L’absence de nouvelles inculpations, ouvertement assumée par le TSSL pour des raisons « politiques », suscite l’incompréhension et la colère, notamment en Sierra Leone. En réalité, cette approche minimaliste et politisée, induite par la juridiction internationale, camoufle une réalité criminelle et historique, dont nul ne peut ignorer la gravité (2).
  
1 - L’accusation de Charles Taylor par le Tribunal Spécial pour la Sierra Leone : une action judiciaire légitime  

Déclenchée le 7 mars 2003 par le juge sierra-léonais Bankole Thompson, l’accusation de Charles Taylor s’inscrit dans la droite lignée de l’application des articles 1 et 6 du Statut du Tribunal spécial. Ces deux textes fondamentaux décrivent formellement la nature et l’identité statutaire des responsabilités criminelles, jugées par le Tribunal international. 

L’article 1 du statut du Tribunal spécial dispose qu’« il est créé un Tribunal spécial pour la Sierra Leone chargé de poursuivre les personnes qui portent la responsabilité la plus lourde des violations graves du droit international humanitaire et du droit sierra-léonais commis sur le territoire de la Sierra Leone depuis le 30 novembre 1996, y compris les dirigeants qui, en commettant ce type de crimes, ont menacé l’instauration et la mise en œuvre du processus de paix en Sierra Leone ». De manière complémentaire, l’article 6 du statut du Tribunal souligne l’objet des responsabilités criminelles. Ce texte indique que « quiconque a planifié, incité à commettre, ordonné, commis ou de toute autre manière aidé et encouragé à planifier, préparer ou exécuter un crime visé aux articles 2 à 4 du présent Statut est individuellement responsable du crime ».
Sur ces bases juridiques, l’histoire de la guerre civile sierra-léonaise mettra en lumière la responsabilité pénale de leaders dont le statut et les actions correspondent aux termes juridiques énoncés. Il s’agit de personnalités politiques et militaires qui ont dirigé les factions armées responsables de crimes de guerre et de crimes contre l’humanité en Sierra Leone. Dès lors, le Tribunal Spécial pour la Sierra Leone engagera, à partir de mars 2003, la responsabilité de 13 accusés, dont Charles Taylor et les dirigeants de 3 groupes armés (Front Révolutionnaire Uni, Conseil Révolutionnaire des Forces Armées et Forces Civiles de Défense). De manière concordante, la Commission Vérité et Réconciliation sierra-léonaise, créée au lendemain du conflit, reconnaîtra que Charles Taylor, ainsi que les 3 factions précédemment citées, ont été à l’origine du plus grand nombre d’actes criminels et d’exactions.

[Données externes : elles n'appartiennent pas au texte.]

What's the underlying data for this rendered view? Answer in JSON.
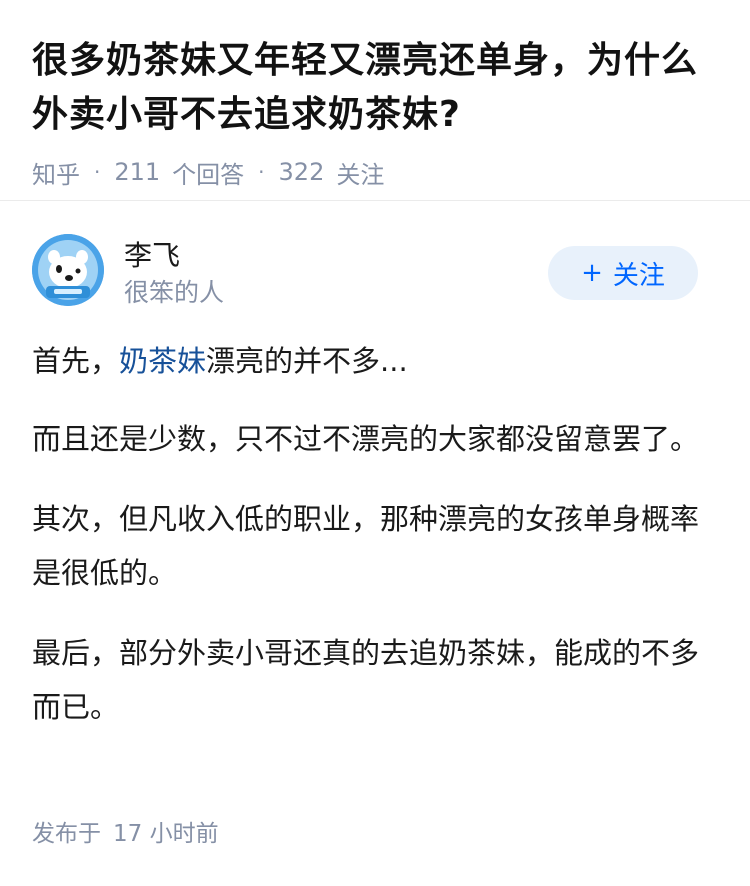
{
  "question": {
    "title": "很多奶茶妹又年轻又漂亮还单身，为什么外卖小哥不去追求奶茶妹?",
    "source": "知乎",
    "answer_count": "211",
    "answer_label": "个回答",
    "follow_count": "322",
    "follow_label": "关注",
    "separator": "·"
  },
  "author": {
    "name": "李飞",
    "bio": "很笨的人",
    "follow_button_label": "关注",
    "follow_button_icon": "plus-icon"
  },
  "answer": {
    "p1_prefix": "首先，",
    "p1_link": "奶茶妹",
    "p1_suffix": "漂亮的并不多...",
    "p2": "而且还是少数，只不过不漂亮的大家都没留意罢了。",
    "p3": "其次，但凡收入低的职业，那种漂亮的女孩单身概率是很低的。",
    "p4": "最后，部分外卖小哥还真的去追奶茶妹，能成的不多而已。"
  },
  "footer": {
    "published_label": "发布于",
    "published_time": "17 小时前"
  },
  "colors": {
    "link": "#175199",
    "meta": "#8590a6",
    "follow_bg": "#e8f1fb",
    "follow_text": "#0066ff"
  }
}
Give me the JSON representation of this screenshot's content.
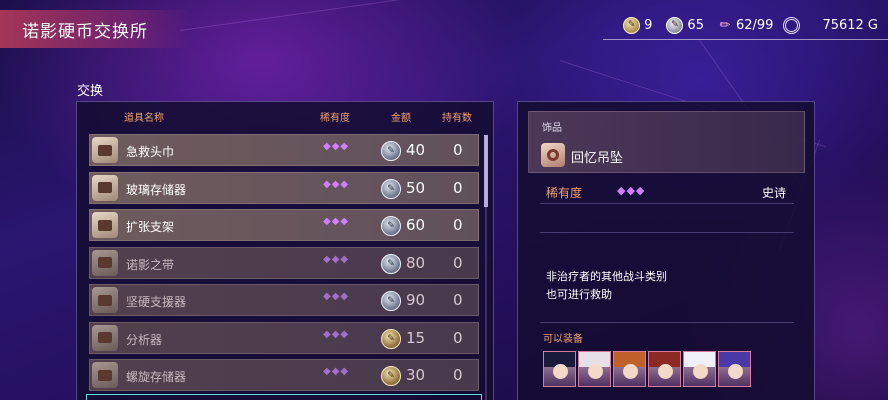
{
  "header": {
    "title": "诺影硬币交换所",
    "resources": [
      {
        "icon": "gold-coin-icon",
        "value": "9"
      },
      {
        "icon": "silver-coin-icon",
        "value": "65"
      },
      {
        "icon": "pen-icon",
        "value": "62/99"
      },
      {
        "icon": "gold-currency-icon",
        "value": "75612 G"
      }
    ]
  },
  "exchange": {
    "section_label": "交换",
    "columns": {
      "name": "道具名称",
      "rarity": "稀有度",
      "price": "金额",
      "owned": "持有数"
    },
    "items": [
      {
        "name": "急救头巾",
        "rarity": "◆◆◆",
        "coin": "silver",
        "price": "40",
        "owned": "0",
        "dim": false
      },
      {
        "name": "玻璃存储器",
        "rarity": "◆◆◆",
        "coin": "silver",
        "price": "50",
        "owned": "0",
        "dim": false
      },
      {
        "name": "扩张支架",
        "rarity": "◆◆◆",
        "coin": "silver",
        "price": "60",
        "owned": "0",
        "dim": false
      },
      {
        "name": "诺影之带",
        "rarity": "◆◆◆",
        "coin": "silver",
        "price": "80",
        "owned": "0",
        "dim": true
      },
      {
        "name": "坚硬支援器",
        "rarity": "◆◆◆",
        "coin": "silver",
        "price": "90",
        "owned": "0",
        "dim": true
      },
      {
        "name": "分析器",
        "rarity": "◆◆◆",
        "coin": "gold",
        "price": "15",
        "owned": "0",
        "dim": true
      },
      {
        "name": "螺旋存储器",
        "rarity": "◆◆◆",
        "coin": "gold",
        "price": "30",
        "owned": "0",
        "dim": true
      }
    ]
  },
  "detail": {
    "category": "饰品",
    "name": "回忆吊坠",
    "rarity_label": "稀有度",
    "rarity": "◆◆◆",
    "rarity_value": "史诗",
    "description_line1": "非治疗者的其他战斗类别",
    "description_line2": "也可进行救助",
    "equip_label": "可以装备"
  },
  "colors": {
    "accent": "#f0a070",
    "rarity": "#d080ff",
    "title_bar": "#be3c5a",
    "selection": "#5ae0d8"
  }
}
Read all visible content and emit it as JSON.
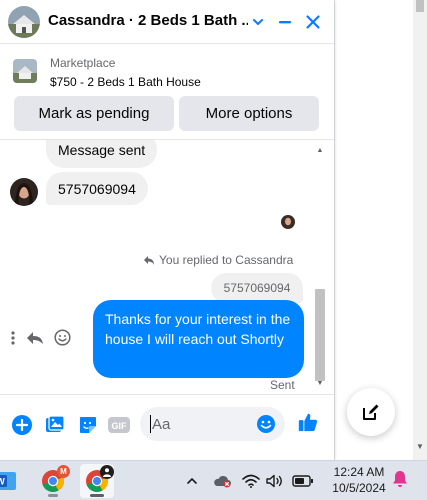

Suite au décès et à la disparition tragique des (4) leaders de ces factions (Foday Sankoh, Sam Bockarie - FRU, Johnny Paul Koroma - CRFA, Samuel Hinga Norman - FCD), Charles Taylor apparaît aujourd’hui comme le principal accusé dont la responsabilité est mise en relief par les articles 1 et 6.  Á travers son premier acte d’accusation (7 mars 2003), les juges de la seconde chambre de jugement ont souligné la nature de ses actions criminelles. L’ex chef d’État est accusé d’avoir soutenu matériellement et financièrement la rébellion du FRU au cours de la guerre civile sierra-léonaise[2]. Son implication personnelle, auprès de la rébellion du FRU et en Sierra Leone, a été, selon les juges, motivée par sa volonté d’obtenir un « accès aux ressources naturelles et minières de la Sierra Leone et de déstabiliser l’État ». 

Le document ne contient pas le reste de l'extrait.